宫宴风波虽过,余波却未平。
翌日早朝,吏部尚书林正源联合数位朝臣,以“摄政王私藏遗诏、僭越皇权”为由,联名上奏,要求萧凛交出遗诏,接受宗人府审查。
朝堂之上,议论纷纷。
“先帝遗诏关系国本,岂能由摄政王一人私藏?”
“正是!若遗诏有假,岂非动摇国本?”
“请摄政王交出遗诏,以安天下之心!”
萧凛端坐摄政王位,面色沉静如水,目光却冷得能冻裂金石。
“遗诏乃先帝亲笔,本王奉旨保管,何来私藏之说?”他声音不高,却带着不容置疑的威严,“倒是林尚书,昨日宫宴之上,你女儿当众刁难王妃,今日便联合朝臣弹劾本王,莫非是记恨本王昨日训斥?”
林正源脸色一白,连忙跪下:“臣不敢!臣只是为国事着想,绝无半分私心!”
“为国事着想?”萧凛冷笑一声,“那本王倒要问问林尚书,如今国库空虚,边关军饷拖欠三月,你身为吏部尚书,可有什么良策?”
林正源一时语塞。
国库空虚乃是老问题,历任户部尚书都束手无策,他一个吏部尚书,又能有什么办法?
就在这时,殿外传来太监总管的声音:“摄政王妃到——”
众人皆是一愣。
朝堂之上,岂容女子擅入?
只见沈娇娇身着淡紫色宫装,头戴珍珠步摇,手持一卷文书,在宫女的搀扶下缓缓走入殿内。她向萧凛福了福身,又向太后所在的方向行礼,这才转身面对群臣。
“臣妾沈氏,见过各位大人。”她声音清越,不卑不亢,“听闻各位大人为国库空虚之事烦恼,臣妾不才,愿献一策,或可解燃眉之急。”
林正源皱眉道:“王妃乃女流之辈,岂懂朝堂大事?还请速速退下,莫要在此胡言乱语。”
沈娇娇微微一笑:“林尚书此言差矣。臣妾虽为女流,却出身商贾之家,自幼随父亲打理生意,对盐铁之道略知一二。如今国库空虚,根源在于盐引制度弊端丛生,官商勾结,私盐泛滥,朝廷税收锐减。若行盐引改制,或可充盈国库。
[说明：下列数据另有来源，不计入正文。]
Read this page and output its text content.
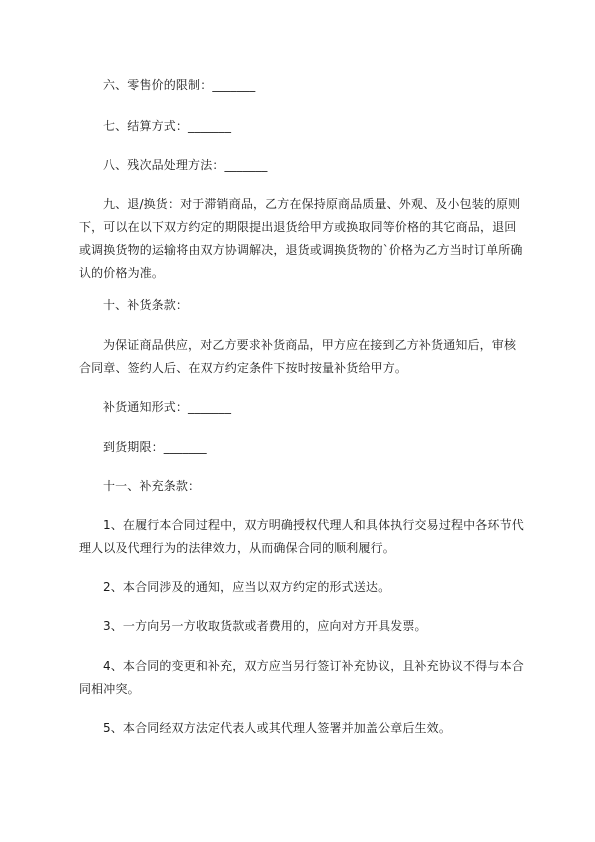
六、零售价的限制：_______

七、结算方式：_______

八、残次品处理方法：_______

九、退/换货：对于滞销商品，乙方在保持原商品质量、外观、及小包装的原则下，可以在以下双方约定的期限提出退货给甲方或换取同等价格的其它商品，退回或调换货物的运输将由双方协调解决，退货或调换货物的`价格为乙方当时订单所确认的价格为准。

十、补货条款：

为保证商品供应，对乙方要求补货商品，甲方应在接到乙方补货通知后，审核合同章、签约人后、在双方约定条件下按时按量补货给甲方。

补货通知形式：_______

到货期限：_______

十一、补充条款：

1、在履行本合同过程中，双方明确授权代理人和具体执行交易过程中各环节代理人以及代理行为的法律效力，从而确保合同的顺利履行。

2、本合同涉及的通知，应当以双方约定的形式送达。

3、一方向另一方收取货款或者费用的，应向对方开具发票。

4、本合同的变更和补充，双方应当另行签订补充协议，且补充协议不得与本合同相冲突。

5、本合同经双方法定代表人或其代理人签署并加盖公章后生效。
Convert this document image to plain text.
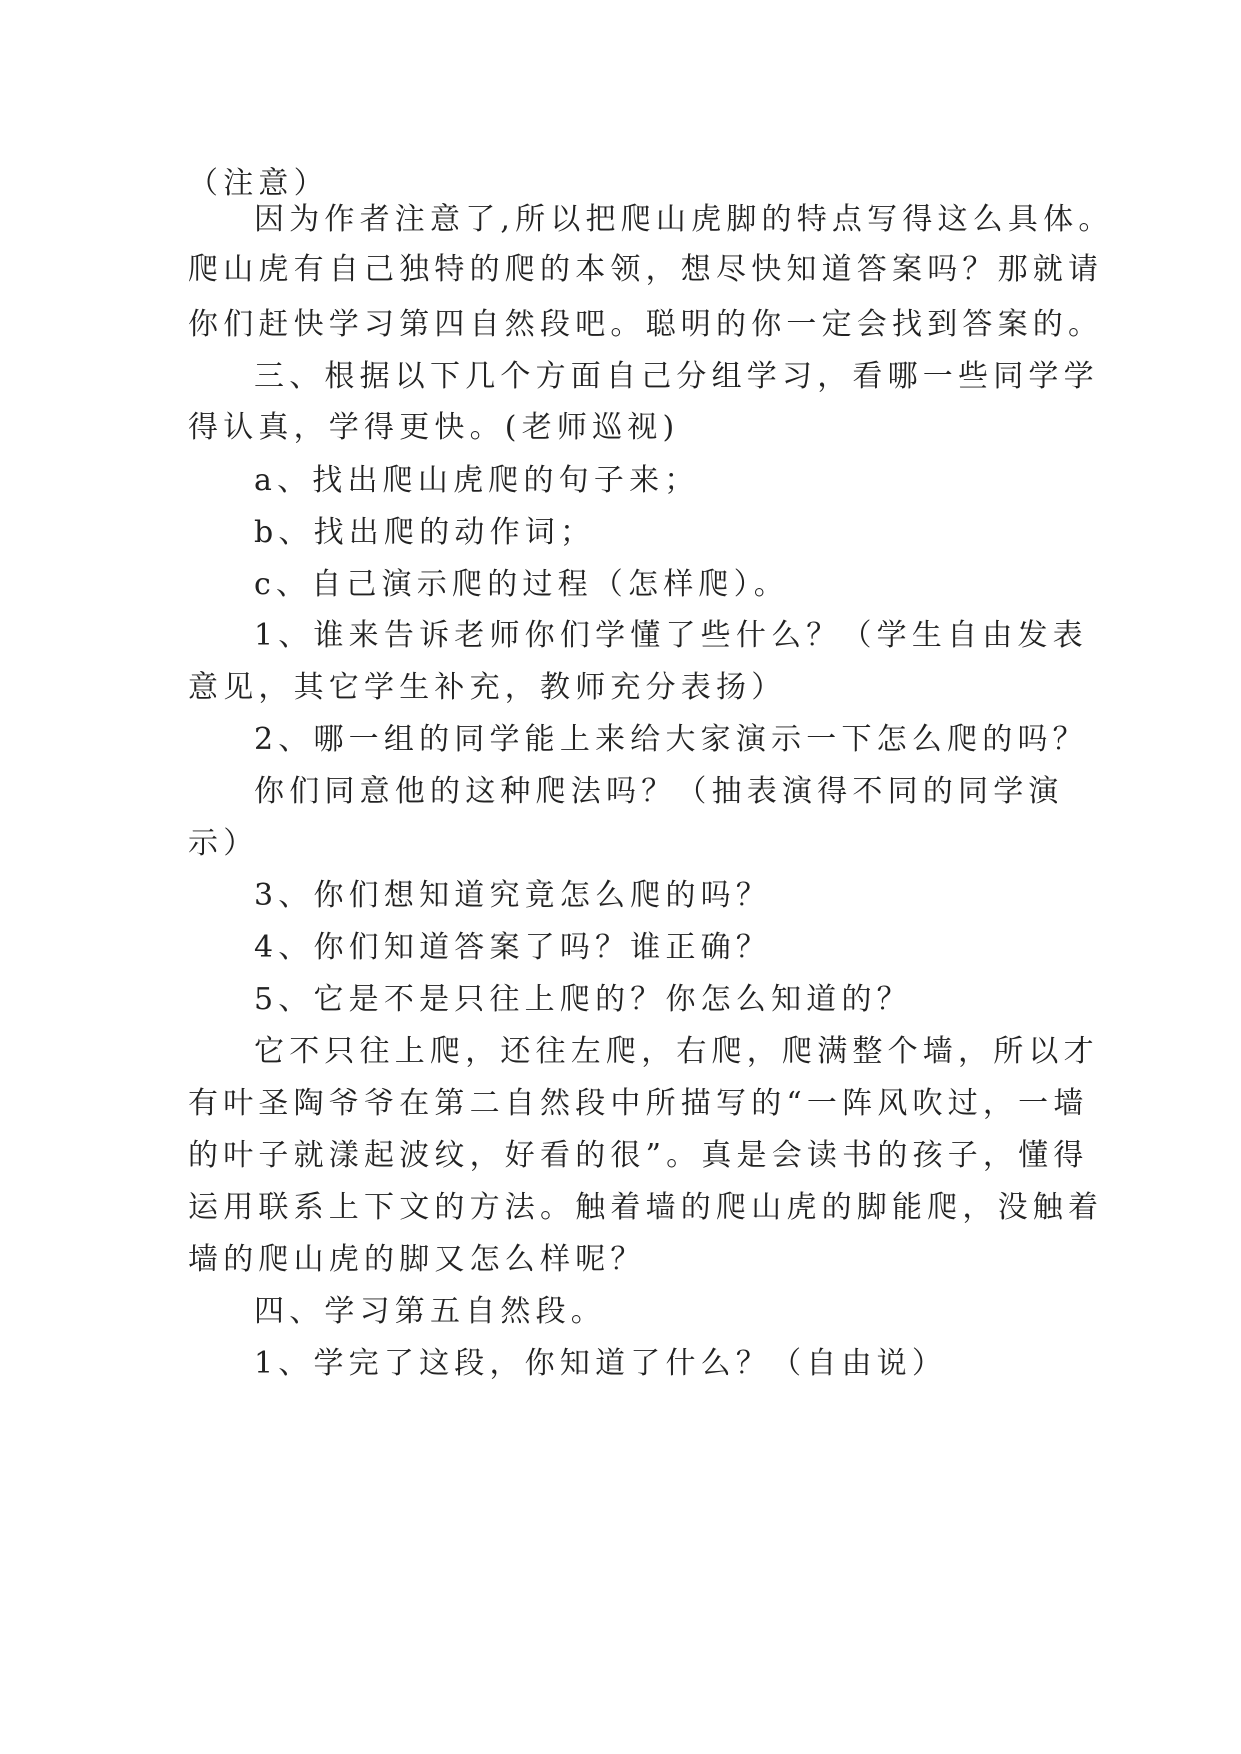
（注意）
因为作者注意了,所以把爬山虎脚的特点写得这么具体。
爬山虎有自己独特的爬的本领，想尽快知道答案吗？那就请
你们赶快学习第四自然段吧。聪明的你一定会找到答案的。
三、根据以下几个方面自己分组学习，看哪一些同学学
得认真，学得更快。(老师巡视)
a、找出爬山虎爬的句子来；
b、找出爬的动作词；
c、自己演示爬的过程（怎样爬）。
1、谁来告诉老师你们学懂了些什么？（学生自由发表
意见，其它学生补充，教师充分表扬）
2、哪一组的同学能上来给大家演示一下怎么爬的吗？
你们同意他的这种爬法吗？（抽表演得不同的同学演
示）
3、你们想知道究竟怎么爬的吗？
4、你们知道答案了吗？谁正确？
5、它是不是只往上爬的？你怎么知道的？
它不只往上爬，还往左爬，右爬，爬满整个墙，所以才
有叶圣陶爷爷在第二自然段中所描写的“一阵风吹过，一墙
的叶子就漾起波纹，好看的很”。真是会读书的孩子，懂得
运用联系上下文的方法。触着墙的爬山虎的脚能爬，没触着
墙的爬山虎的脚又怎么样呢？
四、学习第五自然段。
1、学完了这段，你知道了什么？（自由说）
”
此言一出,满朝皆惊。
盐引改制,乃是历代朝廷都想推行却不敢推行的难事。盐铁乃民生根本,牵扯利益无数,稍有不慎便会引发民变。
“王妃可知盐引改制意味着什么?”户部尚书站出来质疑,“此举牵一发而动全身,岂是儿戏?”
沈娇娇神色不变:“臣妾自然知晓。臣妾已拟定改制细则,愿呈于陛下与摄政王御览。”
她从宫女手中接过文书,呈给萧凛。
萧凛接过文书,快速浏览一遍,眼中闪过一丝惊艳。
这改制细则条理清晰,措施得当,既考虑了朝廷税收,又兼顾了百姓生计,更对官商勾结的弊端提出了切实可行的解决办法。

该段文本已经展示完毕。